How Cervical Cancer is Diagnosed
Like many cancers, cervical cancers can grow for a long time before they are caught. This is especially true for patient who are not getting regular pelvic examinations. A patient with abnormal pap test results may prompt the physician to consider the possibility of cancer, particularly if she also has symptoms, which include abnormal vaginal bleeding or discharge, or pain during intercourse. In order to diagnose cervical cancer, a physician will perform a thorough intake of the patient’s medical history, assess risk factors, and may also perform pelvic examinations and pap smears if needed. The doctor may also palpate the lymph node areas to check for swelling, which can be a symptom of cancer metastasis, or spreading of the cancer to other parts of the body.
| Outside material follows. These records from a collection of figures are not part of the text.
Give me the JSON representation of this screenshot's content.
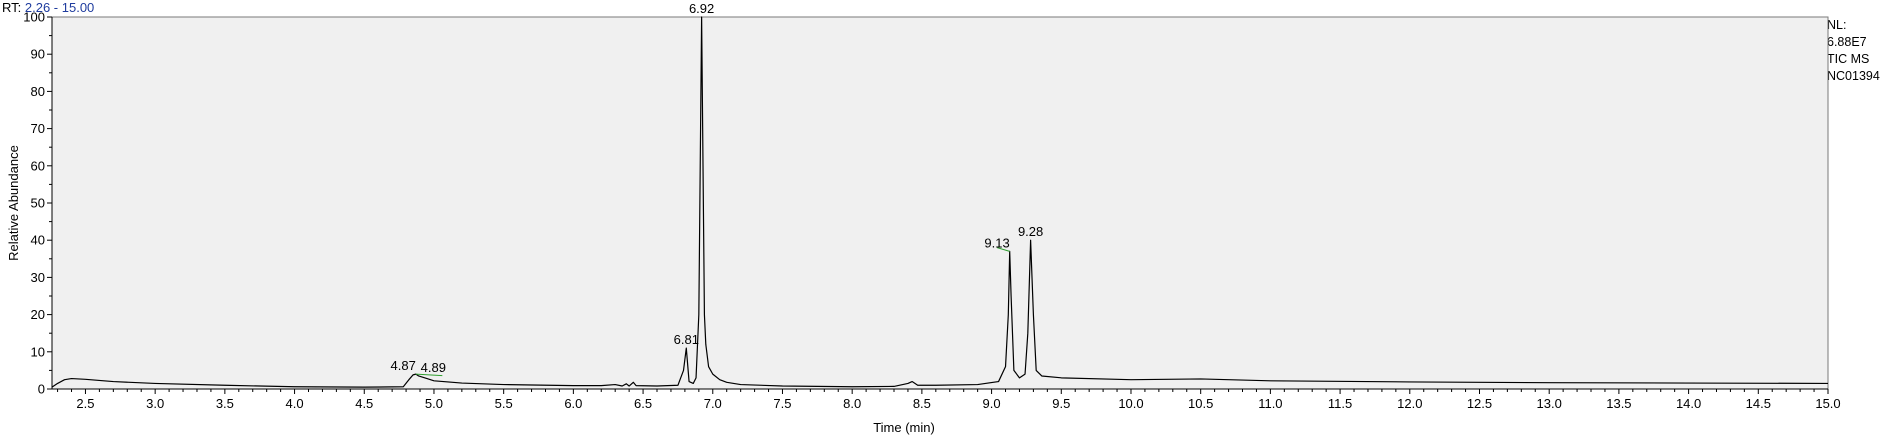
{
  "header": {
    "rt_prefix": "RT:",
    "rt_range": "2.26 - 15.00"
  },
  "nl_block": {
    "line1": "NL:",
    "line2": "6.88E7",
    "line3": "TIC  MS",
    "line4": "NC01394"
  },
  "colors": {
    "background": "#f0f0f0",
    "trace": "#000000",
    "baseline_marker": "#2e9e2e",
    "rt_range_text": "#1f3c9e"
  },
  "chart_data": {
    "type": "line",
    "title": "",
    "xlabel": "Time (min)",
    "ylabel": "Relative Abundance",
    "xlim": [
      2.26,
      15.0
    ],
    "ylim": [
      0,
      100
    ],
    "x_ticks": [
      "2.5",
      "3.0",
      "3.5",
      "4.0",
      "4.5",
      "5.0",
      "5.5",
      "6.0",
      "6.5",
      "7.0",
      "7.5",
      "8.0",
      "8.5",
      "9.0",
      "9.5",
      "10.0",
      "10.5",
      "11.0",
      "11.5",
      "12.0",
      "12.5",
      "13.0",
      "13.5",
      "14.0",
      "14.5",
      "15.0"
    ],
    "y_ticks": [
      "0",
      "10",
      "20",
      "30",
      "40",
      "50",
      "60",
      "70",
      "80",
      "90",
      "100"
    ],
    "grid": false,
    "series": [
      {
        "x": [
          2.26,
          2.3,
          2.35,
          2.4,
          2.5,
          2.7,
          3.0,
          3.5,
          4.0,
          4.5,
          4.78,
          4.82,
          4.85,
          4.87,
          4.89,
          4.95,
          5.0,
          5.2,
          5.5,
          6.0,
          6.2,
          6.3,
          6.35,
          6.38,
          6.4,
          6.43,
          6.45,
          6.6,
          6.75,
          6.79,
          6.81,
          6.83,
          6.86,
          6.88,
          6.9,
          6.92,
          6.93,
          6.94,
          6.95,
          6.97,
          7.0,
          7.05,
          7.1,
          7.2,
          7.5,
          8.0,
          8.3,
          8.4,
          8.43,
          8.47,
          8.6,
          8.9,
          9.05,
          9.1,
          9.12,
          9.13,
          9.14,
          9.16,
          9.2,
          9.24,
          9.26,
          9.28,
          9.3,
          9.32,
          9.36,
          9.5,
          10.0,
          10.5,
          11.0,
          12.0,
          13.0,
          14.0,
          15.0
        ],
        "y": [
          0.5,
          1.5,
          2.5,
          2.8,
          2.6,
          2.0,
          1.5,
          1.0,
          0.6,
          0.5,
          0.6,
          2.5,
          3.8,
          4.0,
          3.5,
          2.8,
          2.2,
          1.6,
          1.2,
          0.9,
          0.9,
          1.2,
          0.8,
          1.4,
          0.8,
          1.8,
          0.9,
          0.8,
          1.0,
          5.0,
          11.0,
          2.0,
          1.5,
          3.0,
          20.0,
          100.0,
          60.0,
          20.0,
          12.0,
          6.0,
          4.0,
          2.5,
          1.8,
          1.2,
          0.8,
          0.6,
          0.7,
          1.5,
          2.0,
          1.0,
          1.0,
          1.2,
          2.0,
          6.0,
          20.0,
          37.0,
          25.0,
          5.0,
          3.0,
          4.0,
          15.0,
          40.0,
          20.0,
          5.0,
          3.5,
          3.0,
          2.5,
          2.7,
          2.2,
          1.9,
          1.7,
          1.6,
          1.5
        ]
      }
    ],
    "annotations": [
      {
        "label": "4.87",
        "x": 4.87,
        "y": 4.0
      },
      {
        "label": "4.89",
        "x": 4.89,
        "y": 3.5
      },
      {
        "label": "6.81",
        "x": 6.81,
        "y": 11.0
      },
      {
        "label": "6.92",
        "x": 6.92,
        "y": 100.0
      },
      {
        "label": "9.13",
        "x": 9.13,
        "y": 37.0
      },
      {
        "label": "9.28",
        "x": 9.28,
        "y": 40.0
      }
    ],
    "baseline_markers": [
      {
        "x": [
          4.87,
          5.06
        ],
        "y": [
          4.0,
          3.6
        ]
      },
      {
        "x": [
          9.04,
          9.13
        ],
        "y": [
          38.0,
          37.0
        ]
      }
    ]
  }
}
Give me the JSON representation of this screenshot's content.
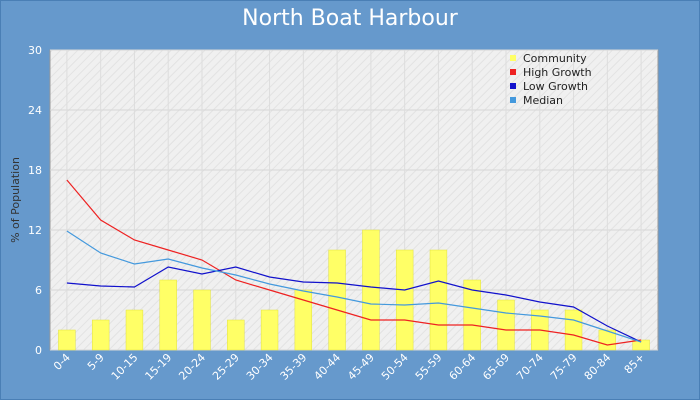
{
  "chart_data": {
    "type": "bar",
    "title": "North Boat Harbour",
    "ylabel": "% of Population",
    "xlabel": "",
    "ylim": [
      0,
      30
    ],
    "yticks": [
      0,
      6,
      12,
      18,
      24,
      30
    ],
    "grid": true,
    "legend_position": "top-right",
    "categories": [
      "0-4",
      "5-9",
      "10-15",
      "15-19",
      "20-24",
      "25-29",
      "30-34",
      "35-39",
      "40-44",
      "45-49",
      "50-54",
      "55-59",
      "60-64",
      "65-69",
      "70-74",
      "75-79",
      "80-84",
      "85+"
    ],
    "series": [
      {
        "name": "Community",
        "kind": "bar",
        "color": "#ffff66",
        "values": [
          2,
          3,
          4,
          7,
          6,
          3,
          4,
          6,
          10,
          12,
          10,
          10,
          7,
          5,
          4,
          4,
          2,
          1
        ]
      },
      {
        "name": "High Growth",
        "kind": "line",
        "color": "#ee2222",
        "values": [
          17,
          13,
          11,
          10,
          9,
          7,
          6,
          5,
          4,
          3,
          3,
          2.5,
          2.5,
          2,
          2,
          1.5,
          0.5,
          1
        ]
      },
      {
        "name": "Low Growth",
        "kind": "line",
        "color": "#1111cc",
        "values": [
          6.7,
          6.4,
          6.3,
          8.3,
          7.6,
          8.3,
          7.3,
          6.8,
          6.7,
          6.3,
          6.0,
          6.9,
          6.0,
          5.5,
          4.8,
          4.3,
          2.4,
          0.8
        ]
      },
      {
        "name": "Median",
        "kind": "line",
        "color": "#4499dd",
        "values": [
          11.9,
          9.7,
          8.6,
          9.1,
          8.2,
          7.5,
          6.6,
          5.9,
          5.3,
          4.6,
          4.5,
          4.7,
          4.2,
          3.7,
          3.4,
          3.0,
          1.9,
          0.8
        ]
      }
    ]
  }
}
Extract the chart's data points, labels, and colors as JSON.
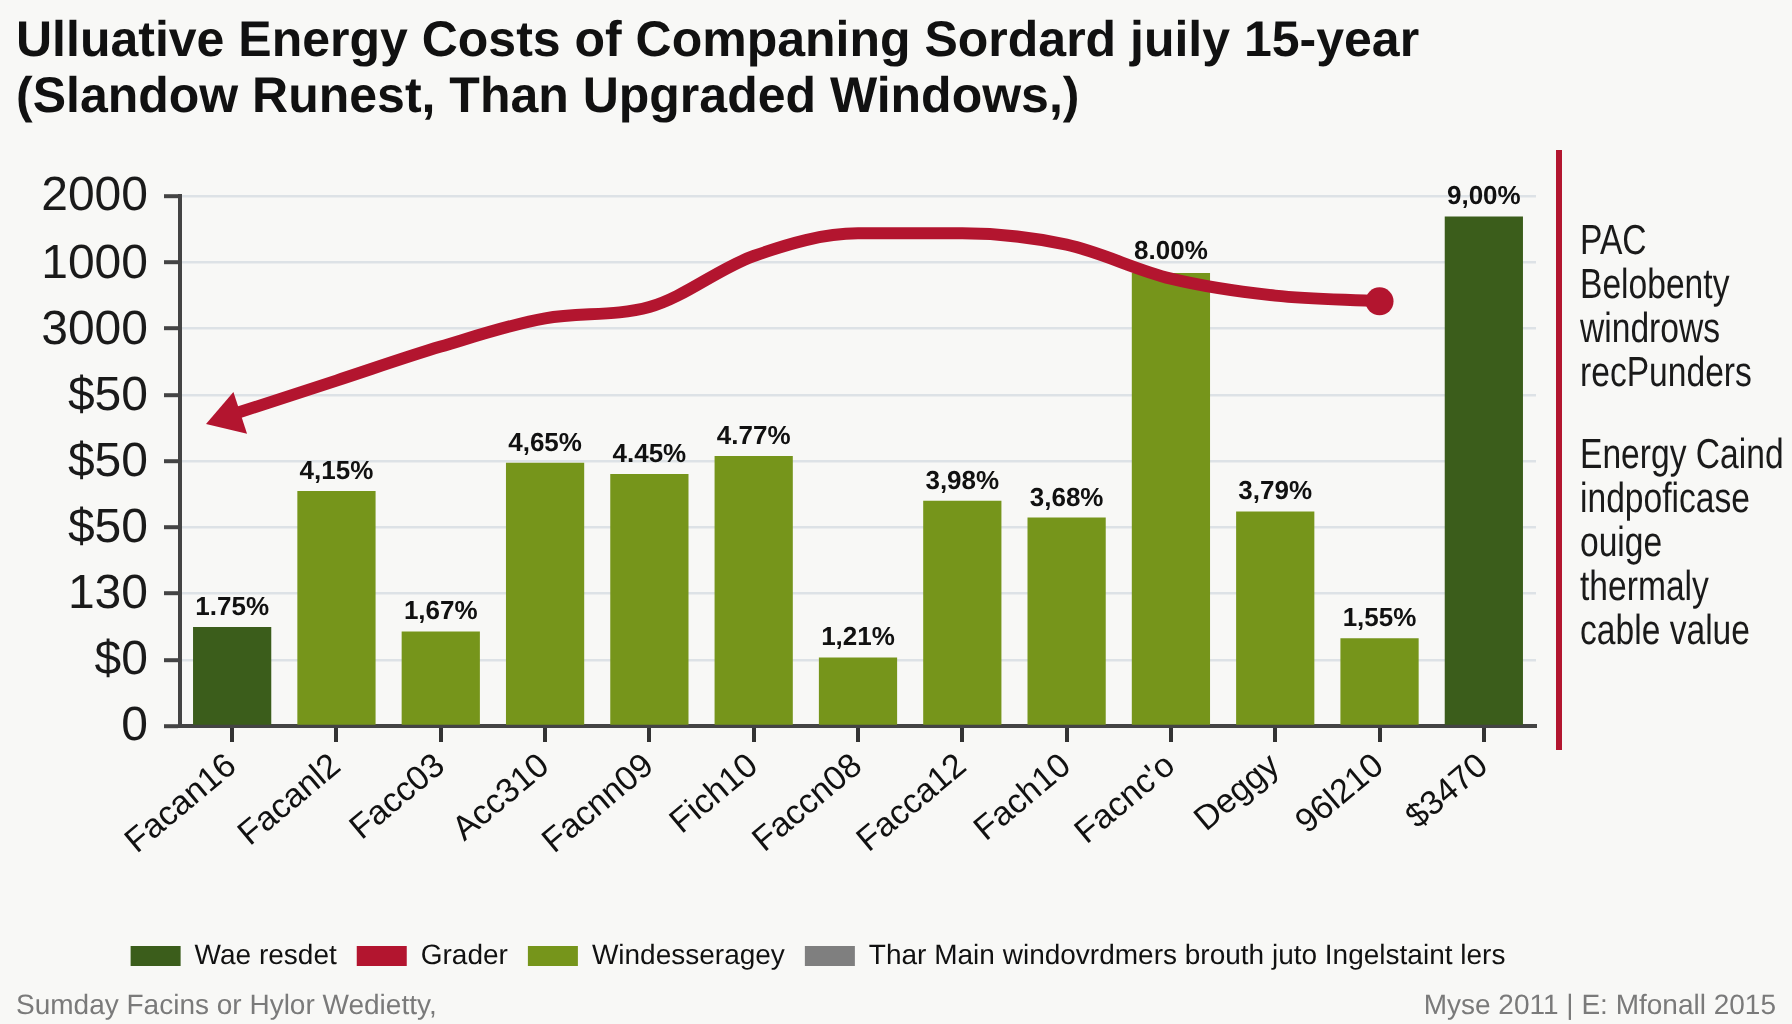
{
  "chart_data": {
    "type": "bar",
    "title": "Ulluative Energy Costs of Companing Sordard juily 15-year\n(Slandow Runest, Than Upgraded Windows,)",
    "categories": [
      "Facan16",
      "Facanl2",
      "Facc03",
      "Acc310",
      "Facnn09",
      "Fich10",
      "Faccn08",
      "Facca12",
      "Fach10",
      "Facnc'o",
      "Deggy",
      "96l210",
      "$3470"
    ],
    "series": [
      {
        "name": "Wae resdet",
        "color": "#3b5d1b",
        "values": [
          1.75,
          null,
          null,
          null,
          null,
          null,
          null,
          null,
          null,
          null,
          null,
          null,
          9.0
        ],
        "value_labels": [
          "1.75%",
          null,
          null,
          null,
          null,
          null,
          null,
          null,
          null,
          null,
          null,
          null,
          "9,00%"
        ]
      },
      {
        "name": "Grader",
        "type": "line",
        "color": "#b3152f",
        "values": [
          5.5,
          6.1,
          6.7,
          7.2,
          7.4,
          8.3,
          8.7,
          8.7,
          8.5,
          7.9,
          7.6,
          7.5,
          null
        ]
      },
      {
        "name": "Windesseragey",
        "color": "#76951b",
        "values": [
          null,
          4.15,
          1.67,
          4.65,
          4.45,
          4.77,
          1.21,
          3.98,
          3.68,
          8.0,
          3.79,
          1.55,
          null
        ],
        "value_labels": [
          null,
          "4,15%",
          "1,67%",
          "4,65%",
          "4.45%",
          "4.77%",
          "1,21%",
          "3,98%",
          "3,68%",
          "8.00%",
          "3,79%",
          "1,55%",
          null
        ]
      },
      {
        "name": "Thar Main windovrdmers brouth juto Ingelstaint lers",
        "color": "#7f7f7f",
        "values": [
          null,
          null,
          null,
          null,
          null,
          null,
          null,
          null,
          null,
          null,
          null,
          null,
          null
        ]
      }
    ],
    "grid": "y",
    "legend": "bottom",
    "annotations": [
      "2000\n1000\n3000\n$50\n$50\n$50\n130\n$0\n0",
      "PAC\nBelobenty\nwindrows\nrecPunders",
      "Energy Caind\nindpoficase\nouige\nthermaly\ncable value",
      "Sumday Facins or Hylor Wedietty,",
      "Myse 2011 | E: Mfonall 2015"
    ]
  }
}
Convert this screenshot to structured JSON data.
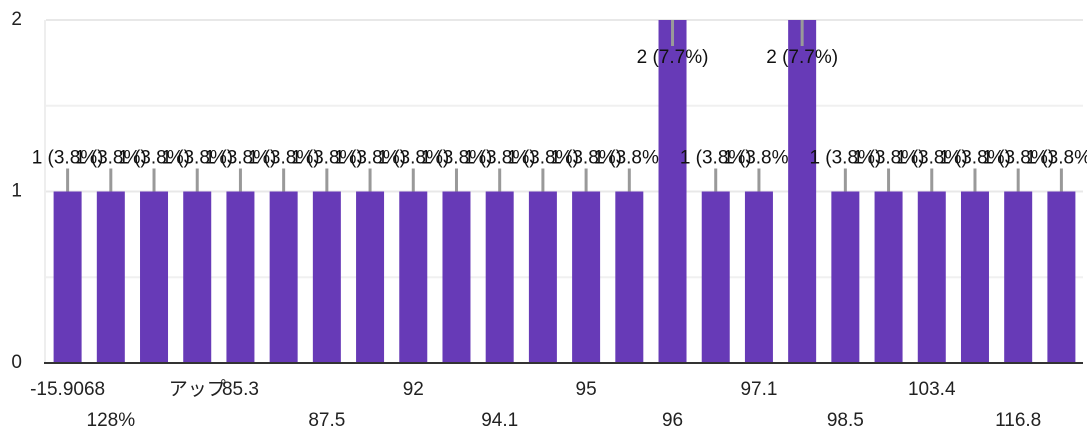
{
  "chart_data": {
    "type": "bar",
    "categories": [
      "-15.9068",
      "128%",
      null,
      "アップ",
      "85.3",
      null,
      "87.5",
      null,
      "92",
      null,
      "94.1",
      null,
      "95",
      null,
      "96",
      null,
      "97.1",
      null,
      "98.5",
      null,
      "103.4",
      null,
      "116.8",
      null
    ],
    "values": [
      1,
      1,
      1,
      1,
      1,
      1,
      1,
      1,
      1,
      1,
      1,
      1,
      1,
      1,
      2,
      1,
      1,
      2,
      1,
      1,
      1,
      1,
      1,
      1
    ],
    "value_labels": [
      "1 (3.8%)",
      "1 (3.8%)",
      "1 (3.8%)",
      "1 (3.8%)",
      "1 (3.8%)",
      "1 (3.8%)",
      "1 (3.8%)",
      "1 (3.8%)",
      "1 (3.8%)",
      "1 (3.8%)",
      "1 (3.8%)",
      "1 (3.8%)",
      "1 (3.8%)",
      "1 (3.8%)",
      "2 (7.7%)",
      "1 (3.8%)",
      "1 (3.8%)",
      "2 (7.7%)",
      "1 (3.8%)",
      "1 (3.8%)",
      "1 (3.8%)",
      "1 (3.8%)",
      "1 (3.8%)",
      "1 (3.8%)"
    ],
    "color": "#673ab7",
    "ylim": [
      0,
      2
    ],
    "yticks": [
      0,
      1,
      2
    ],
    "grid": true
  }
}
A colposcopy with a cervical biopsy can be a diagnostic tool for confirming the presence of cervical cancer. This procedure involves viewing the woman’s cervix with a colposcope to identify malignant tissue. Acetic acid will be applied to the area to make this tissue easier to locate. In the event that abnormalities are found, the tissue will be biopsied and sent to a lab to be analyzed for cancerous or pre-cancerous cells. The biopsy can be completed a number of different ways, including using forceps to take a sample of the abnormal tissue, or inserting an instrument into the cervix to take a scraping of the tissue. The type of biopsy used is often determined by the location of the area suspected to be malignant. In most cases, cervical biopsies do not interfere with a woman’s ability to conceive. Once the biopsy is confirmed to be malignant, the physician will then determine if the cancer has spread, and if so, into which surrounding areas. Other procedures, such as a cystoscopy and a proctoscopy, will be performed if the doctor believes the cancer has spread into the bladder, urethra, or rectum.
As with any cancer, it is crucial to obtain a diagnosis early, before the malignancy has spread to surrounding tissues or organs. In the event cancer is found, it is much easier to treat when it is in its early stages, and the patient is much more likely to recover fully from the disease if they are able to receive treatment in advance of metastasis.